Always thankful for anything that can help me stay well, I was delighted that I was able to get a “two-fer” that day. Actually, because I’d also called for a prescription refill, which was ready when I arrived there, it was actually a “three-fer.”
I really felt efficient. It was early afternoon and already a good day.
GET ALL THE FACTS
Not only is it important to me to get my flu shot each year, I always want to know what strains of flu that year’s vaccine is aimed for. Now, I would think that the purple “Vaccine Information Sheet” handed to me immediately after I receive my shot would include that information. But such has never been the case, and every year when I ask for it, the person who just vaccinated looks at bit dumbfounded.
And because I was given a choice between two different flu shots this year, my practice of asking for it was hugely reinforced.
Folks 65 and older can choose either the “FluZone High-Dose” vaccine or the “standard-dose” flu shot.
The “FluZone High Dose” includes a “higher dose of an important ingredient, called an antigen, which is part of the vaccine that prompts the body to make antibodies,” a paper I received in response to my request says, adding that it has “four times the amount of antigen contained in regular flu vaccines.”

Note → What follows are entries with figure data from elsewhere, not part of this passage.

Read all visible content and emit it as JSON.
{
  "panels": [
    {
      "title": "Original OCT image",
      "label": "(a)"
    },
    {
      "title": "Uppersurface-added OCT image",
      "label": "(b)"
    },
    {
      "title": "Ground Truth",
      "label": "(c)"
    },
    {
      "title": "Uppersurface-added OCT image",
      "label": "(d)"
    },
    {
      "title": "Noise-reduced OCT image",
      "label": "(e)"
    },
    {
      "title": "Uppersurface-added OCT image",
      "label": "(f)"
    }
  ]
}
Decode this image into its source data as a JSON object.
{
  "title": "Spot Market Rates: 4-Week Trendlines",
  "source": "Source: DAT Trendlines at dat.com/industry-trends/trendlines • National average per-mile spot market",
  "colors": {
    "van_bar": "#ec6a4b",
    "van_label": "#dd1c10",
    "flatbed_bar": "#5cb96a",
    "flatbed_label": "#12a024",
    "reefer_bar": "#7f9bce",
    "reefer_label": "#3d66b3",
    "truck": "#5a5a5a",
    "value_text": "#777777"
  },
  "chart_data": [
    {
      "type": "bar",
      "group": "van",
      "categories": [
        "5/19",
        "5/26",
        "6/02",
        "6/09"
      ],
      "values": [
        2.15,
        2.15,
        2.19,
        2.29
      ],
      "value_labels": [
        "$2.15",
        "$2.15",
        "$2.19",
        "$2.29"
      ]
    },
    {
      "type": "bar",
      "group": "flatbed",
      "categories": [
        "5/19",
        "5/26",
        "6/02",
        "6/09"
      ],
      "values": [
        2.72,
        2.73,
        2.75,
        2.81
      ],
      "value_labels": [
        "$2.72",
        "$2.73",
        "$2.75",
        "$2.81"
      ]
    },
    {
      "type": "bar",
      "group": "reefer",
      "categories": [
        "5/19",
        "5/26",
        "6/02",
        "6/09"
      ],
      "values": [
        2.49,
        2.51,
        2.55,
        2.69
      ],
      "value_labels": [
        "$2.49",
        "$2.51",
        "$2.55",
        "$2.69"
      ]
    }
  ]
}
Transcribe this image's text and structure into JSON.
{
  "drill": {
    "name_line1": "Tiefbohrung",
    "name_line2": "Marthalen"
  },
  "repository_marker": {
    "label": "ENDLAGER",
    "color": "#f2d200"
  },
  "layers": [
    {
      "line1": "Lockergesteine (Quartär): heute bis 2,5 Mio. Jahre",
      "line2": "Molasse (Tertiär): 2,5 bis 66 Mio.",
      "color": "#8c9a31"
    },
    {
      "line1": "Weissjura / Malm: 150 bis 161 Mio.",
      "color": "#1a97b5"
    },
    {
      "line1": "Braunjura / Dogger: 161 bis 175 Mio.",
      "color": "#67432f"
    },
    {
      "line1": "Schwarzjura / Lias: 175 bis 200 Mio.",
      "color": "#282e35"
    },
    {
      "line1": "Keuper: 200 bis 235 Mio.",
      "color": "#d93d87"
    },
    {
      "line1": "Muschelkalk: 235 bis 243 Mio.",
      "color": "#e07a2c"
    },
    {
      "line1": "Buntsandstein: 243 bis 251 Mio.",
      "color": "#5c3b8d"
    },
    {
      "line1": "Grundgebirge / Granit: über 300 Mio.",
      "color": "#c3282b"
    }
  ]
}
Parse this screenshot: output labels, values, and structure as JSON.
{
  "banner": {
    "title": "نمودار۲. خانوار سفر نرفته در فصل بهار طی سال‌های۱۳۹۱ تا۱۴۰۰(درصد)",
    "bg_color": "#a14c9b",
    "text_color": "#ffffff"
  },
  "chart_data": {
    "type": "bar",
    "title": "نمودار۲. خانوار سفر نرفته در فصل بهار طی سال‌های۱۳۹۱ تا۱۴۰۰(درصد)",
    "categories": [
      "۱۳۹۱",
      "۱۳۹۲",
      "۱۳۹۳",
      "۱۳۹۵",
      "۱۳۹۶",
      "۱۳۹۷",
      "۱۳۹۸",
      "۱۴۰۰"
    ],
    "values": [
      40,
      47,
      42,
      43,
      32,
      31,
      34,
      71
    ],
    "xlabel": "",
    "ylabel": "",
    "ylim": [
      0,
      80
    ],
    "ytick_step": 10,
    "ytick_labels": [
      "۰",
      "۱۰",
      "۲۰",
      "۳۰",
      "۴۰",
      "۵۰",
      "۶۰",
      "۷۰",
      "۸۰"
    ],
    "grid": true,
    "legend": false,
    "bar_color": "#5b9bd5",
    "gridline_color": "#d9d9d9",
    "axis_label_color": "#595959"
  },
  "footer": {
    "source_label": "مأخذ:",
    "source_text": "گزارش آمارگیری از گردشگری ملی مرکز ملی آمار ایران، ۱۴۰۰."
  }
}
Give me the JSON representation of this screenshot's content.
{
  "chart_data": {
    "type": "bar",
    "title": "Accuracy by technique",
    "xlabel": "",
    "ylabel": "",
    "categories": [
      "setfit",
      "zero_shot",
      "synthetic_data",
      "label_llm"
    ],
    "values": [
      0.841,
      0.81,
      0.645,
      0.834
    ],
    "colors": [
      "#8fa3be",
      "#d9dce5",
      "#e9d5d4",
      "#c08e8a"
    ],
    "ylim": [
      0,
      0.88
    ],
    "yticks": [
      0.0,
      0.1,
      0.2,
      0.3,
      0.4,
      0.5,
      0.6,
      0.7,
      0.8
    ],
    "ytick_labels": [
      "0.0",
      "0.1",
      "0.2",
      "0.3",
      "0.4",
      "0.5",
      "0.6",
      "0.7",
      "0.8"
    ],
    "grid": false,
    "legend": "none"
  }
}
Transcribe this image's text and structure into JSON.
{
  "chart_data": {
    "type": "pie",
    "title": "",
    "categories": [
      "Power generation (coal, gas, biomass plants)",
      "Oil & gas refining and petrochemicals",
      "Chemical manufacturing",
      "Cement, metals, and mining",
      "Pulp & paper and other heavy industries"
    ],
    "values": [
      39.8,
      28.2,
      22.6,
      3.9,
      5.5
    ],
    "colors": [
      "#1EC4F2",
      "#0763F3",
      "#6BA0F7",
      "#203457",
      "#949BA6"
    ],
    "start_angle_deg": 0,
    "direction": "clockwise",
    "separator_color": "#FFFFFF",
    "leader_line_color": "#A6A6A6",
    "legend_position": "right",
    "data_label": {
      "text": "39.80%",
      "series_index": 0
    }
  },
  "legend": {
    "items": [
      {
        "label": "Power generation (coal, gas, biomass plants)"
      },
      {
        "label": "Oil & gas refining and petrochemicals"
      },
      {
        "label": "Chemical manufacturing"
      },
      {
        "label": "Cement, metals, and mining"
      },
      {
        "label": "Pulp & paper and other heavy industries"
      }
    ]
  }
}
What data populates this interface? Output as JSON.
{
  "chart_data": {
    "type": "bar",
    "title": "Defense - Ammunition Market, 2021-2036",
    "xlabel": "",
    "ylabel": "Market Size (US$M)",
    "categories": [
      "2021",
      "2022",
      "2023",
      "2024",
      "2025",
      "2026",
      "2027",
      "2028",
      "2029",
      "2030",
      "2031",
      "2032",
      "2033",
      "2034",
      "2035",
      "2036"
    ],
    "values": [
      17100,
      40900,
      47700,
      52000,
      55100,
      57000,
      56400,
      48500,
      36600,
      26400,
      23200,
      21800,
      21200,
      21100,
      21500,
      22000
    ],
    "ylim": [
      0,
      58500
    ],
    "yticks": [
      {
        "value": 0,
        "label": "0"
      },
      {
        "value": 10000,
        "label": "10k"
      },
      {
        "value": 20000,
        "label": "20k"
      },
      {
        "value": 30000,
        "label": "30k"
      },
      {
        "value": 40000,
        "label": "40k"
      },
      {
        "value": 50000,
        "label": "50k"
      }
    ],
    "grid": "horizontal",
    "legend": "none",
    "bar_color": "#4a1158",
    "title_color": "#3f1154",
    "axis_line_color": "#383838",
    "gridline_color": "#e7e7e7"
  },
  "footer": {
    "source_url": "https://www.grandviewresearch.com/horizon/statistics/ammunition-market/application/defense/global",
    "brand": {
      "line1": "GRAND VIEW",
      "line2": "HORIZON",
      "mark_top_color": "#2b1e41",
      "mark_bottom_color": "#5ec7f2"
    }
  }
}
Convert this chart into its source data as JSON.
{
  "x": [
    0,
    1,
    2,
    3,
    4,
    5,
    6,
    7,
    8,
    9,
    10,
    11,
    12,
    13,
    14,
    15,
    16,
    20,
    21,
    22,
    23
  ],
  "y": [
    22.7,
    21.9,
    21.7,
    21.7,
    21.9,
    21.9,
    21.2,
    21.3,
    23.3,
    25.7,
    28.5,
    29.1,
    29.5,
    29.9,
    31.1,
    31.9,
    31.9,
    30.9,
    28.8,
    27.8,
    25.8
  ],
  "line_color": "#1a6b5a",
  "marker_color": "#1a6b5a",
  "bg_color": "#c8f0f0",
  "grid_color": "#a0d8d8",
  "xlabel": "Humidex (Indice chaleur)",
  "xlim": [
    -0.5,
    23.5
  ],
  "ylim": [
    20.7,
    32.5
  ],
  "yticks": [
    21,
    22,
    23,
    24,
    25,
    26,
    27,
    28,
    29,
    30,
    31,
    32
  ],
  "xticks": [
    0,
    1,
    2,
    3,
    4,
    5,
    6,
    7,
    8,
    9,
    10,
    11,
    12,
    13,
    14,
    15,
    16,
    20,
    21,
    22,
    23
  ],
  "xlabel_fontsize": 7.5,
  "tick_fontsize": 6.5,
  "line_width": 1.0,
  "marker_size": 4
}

The higher dose of the antigen is “intended to give older people better protection against the flu,” it continues. “However, research studies show that the high-dose vaccine was only slightly more effective in preventing flu in adults aged 65 years and older when compared to a standard flu vaccine.
WAIT, THERE’S MORE
The high-dose vaccine contains antigens made from three “inactivated” (not live) strains of flu viruses thought to be most common for the current flu season,” the information sheet continues. But the other flu vaccine “contains four of these inactivated strains.”
The good news for both is that because there is no live flu virus in either shot, they cannot cause the flu. So in that area, both are equal.
But studies have shown that the high-dose vaccine is “only slightly more effective in preventing flu” in people 65 and older. Moreover, the “standard dose” vaccine this year offers possible protection for a strain that the high dose doesn’t.
It’s a personal choice, but requesting the facts changed the decision I’d made before receiving that information. For one thing, I don’t recall being told until I asked that the standard-dose addressed one more flu strain than the high-dose vaccine, nor was I told that even though the high dose had all that extra antigen, it’s been shown that the high-dose was only slightly more effective for my age group.
It wasn’t difficult for me to rethink my choice, though it might not what’s best for other folks. And it might even not work as well as vaccine I didn’t choose. But I’m comfortable with my choice — and very glad that I asked for the all the facts.
I’m not going to muddy the waters for anyone else by identifying what my choice was. My main point is to address the idea that we always should be given all the facts before we’re asked to make that choice. It was yet another lesson in following through with what we’ve had a chance to consider — and believe is likely the best for us.
I refuse to be tempted to settle for less during any future flu season. That’s my choice.